Keep the language squarely in “mending” mode with the following phrases:
Uncovering ways to communicate more openly and accurately.
Exploring fixes to things that seem stuck now.
Coming up with ways to do things differently.
4. Focus on it as an investment in your marriage success. Simply say that you really want them to do this for you as a favor and a sign that they care about you.
5. Write a list of questions and concerns that you have. Show your partner your list and ask them to compile their own. When they see how practical this is, it may be an incentive to participate.
6. Get them to agree on trying one session and see how it goes from there. Agree on a trial period you are willing to give sessions (I recommend at least three). Promise that there is no need to keep up sessions after the “trial period” if they feel it isn’t helping.
If couples counseling is an absolute no-go for your partner try one of the options below to change your patterns.
Attend a retreat. This is not the same as therapy, but many couples retreats can be therapeutic and can deepen your connection over a few days away from home. It can be easier to get together when you get away for a weekend. Retreats can also be a way of helping your partner become more comfortable doing therapeutic work. Click here for information on my upcoming Authentic Relationships Couples Retreat on the Oregon Coast.

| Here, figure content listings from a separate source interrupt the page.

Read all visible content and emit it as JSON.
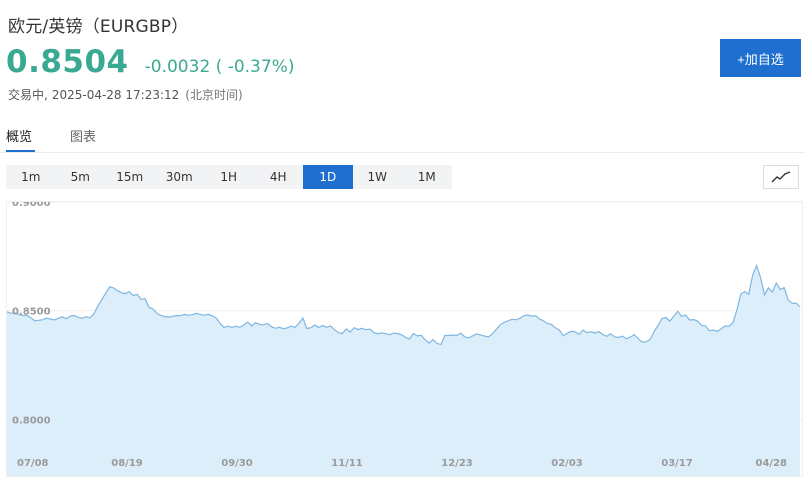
{
  "header": {
    "title": "欧元/英镑（EURGBP）",
    "price": "0.8504",
    "change": "-0.0032",
    "change_pct": "( -0.37%)",
    "status": "交易中,",
    "timestamp": "2025-04-28 17:23:12",
    "timezone": "(北京时间)",
    "price_color": "#3aa991"
  },
  "actions": {
    "add_watchlist": "+加自选"
  },
  "tabs": [
    {
      "label": "概览",
      "active": true
    },
    {
      "label": "图表",
      "active": false
    }
  ],
  "intervals": [
    "1m",
    "5m",
    "15m",
    "30m",
    "1H",
    "4H",
    "1D",
    "1W",
    "1M"
  ],
  "active_interval": "1D",
  "chart_type_icon": "line-chart-icon",
  "accent_color": "#1f6fd0",
  "chart_data": {
    "type": "area",
    "ylim": [
      0.785,
      0.9
    ],
    "yticks": [
      {
        "value": 0.9,
        "label": "0.9000"
      },
      {
        "value": 0.85,
        "label": "0.8500"
      },
      {
        "value": 0.8,
        "label": "0.8000"
      }
    ],
    "xticks": [
      "07/08",
      "08/19",
      "09/30",
      "11/11",
      "12/23",
      "02/03",
      "03/17",
      "04/28"
    ],
    "line_color": "#7fb6e0",
    "fill_color": "#ddeefb",
    "grid": true,
    "values": [
      0.8495,
      0.8488,
      0.849,
      0.8483,
      0.8478,
      0.8479,
      0.8468,
      0.8454,
      0.8456,
      0.8458,
      0.8465,
      0.8462,
      0.8457,
      0.8465,
      0.8472,
      0.8463,
      0.8475,
      0.8478,
      0.847,
      0.8465,
      0.8472,
      0.8468,
      0.8485,
      0.852,
      0.855,
      0.858,
      0.861,
      0.8605,
      0.8592,
      0.8583,
      0.8578,
      0.8588,
      0.857,
      0.8575,
      0.8552,
      0.8555,
      0.8515,
      0.8508,
      0.8488,
      0.8478,
      0.8473,
      0.8471,
      0.8474,
      0.8478,
      0.8477,
      0.8483,
      0.8479,
      0.8482,
      0.8488,
      0.8483,
      0.8479,
      0.8483,
      0.8477,
      0.8467,
      0.8442,
      0.8423,
      0.8429,
      0.8423,
      0.8429,
      0.8423,
      0.8434,
      0.8448,
      0.8429,
      0.8445,
      0.8437,
      0.8435,
      0.8441,
      0.8427,
      0.8419,
      0.8424,
      0.8417,
      0.8421,
      0.8429,
      0.8423,
      0.8443,
      0.8466,
      0.8418,
      0.8422,
      0.8434,
      0.8423,
      0.8432,
      0.8424,
      0.8429,
      0.8413,
      0.8399,
      0.8395,
      0.8416,
      0.8402,
      0.8422,
      0.8413,
      0.8419,
      0.8412,
      0.8416,
      0.8399,
      0.8394,
      0.8398,
      0.8394,
      0.8389,
      0.8397,
      0.8395,
      0.8389,
      0.8377,
      0.837,
      0.8395,
      0.8384,
      0.8387,
      0.8365,
      0.8351,
      0.8367,
      0.8349,
      0.8345,
      0.8386,
      0.8386,
      0.8388,
      0.8386,
      0.8397,
      0.838,
      0.8375,
      0.8384,
      0.8393,
      0.8389,
      0.8383,
      0.8379,
      0.8393,
      0.8414,
      0.8435,
      0.8446,
      0.8453,
      0.8461,
      0.8458,
      0.8465,
      0.8477,
      0.848,
      0.8475,
      0.8477,
      0.8462,
      0.8453,
      0.8441,
      0.8437,
      0.8421,
      0.8411,
      0.8385,
      0.8396,
      0.8405,
      0.8403,
      0.8391,
      0.8411,
      0.8399,
      0.8403,
      0.8397,
      0.8404,
      0.8391,
      0.8382,
      0.8394,
      0.838,
      0.8377,
      0.8383,
      0.8371,
      0.8379,
      0.8389,
      0.8372,
      0.8355,
      0.8357,
      0.8367,
      0.8403,
      0.8432,
      0.8463,
      0.8469,
      0.8452,
      0.8474,
      0.8497,
      0.8474,
      0.848,
      0.8457,
      0.8459,
      0.8453,
      0.8433,
      0.843,
      0.8408,
      0.8411,
      0.8405,
      0.8416,
      0.843,
      0.8428,
      0.8445,
      0.8503,
      0.8577,
      0.8588,
      0.8575,
      0.8664,
      0.8708,
      0.8653,
      0.8573,
      0.8605,
      0.8586,
      0.8627,
      0.8597,
      0.8606,
      0.8549,
      0.8534,
      0.8535,
      0.8519
    ]
  }
}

Complete and online course. Again, not the same as therapy in session, but many e-courses for couples can be a great way to create change in your interactions without bringing another person in as a consultant. They can also open the doors to future work with a therapist if your partner becomes comfortable with this kind of work.
Read a book. There are a lot of great books out there for couples, many of which include activities for your to try at home. This is nothing like attending actual therapy with a qualified mental health provider, but it can help both of you learn and grow in significant ways.
Go it alone. You may not be able to get your partner to go with you, but you can create change simply by transforming the role you play in the relationship dynamic. Call a therapist and make an appointment for yourself.
Just do it. I don’t actually recommend this, but I have had clients just book an appointment and tell their partner on the way to the session. While it may be effective to get them in the door, it doesn't help the therapy session’s efficacy one bit.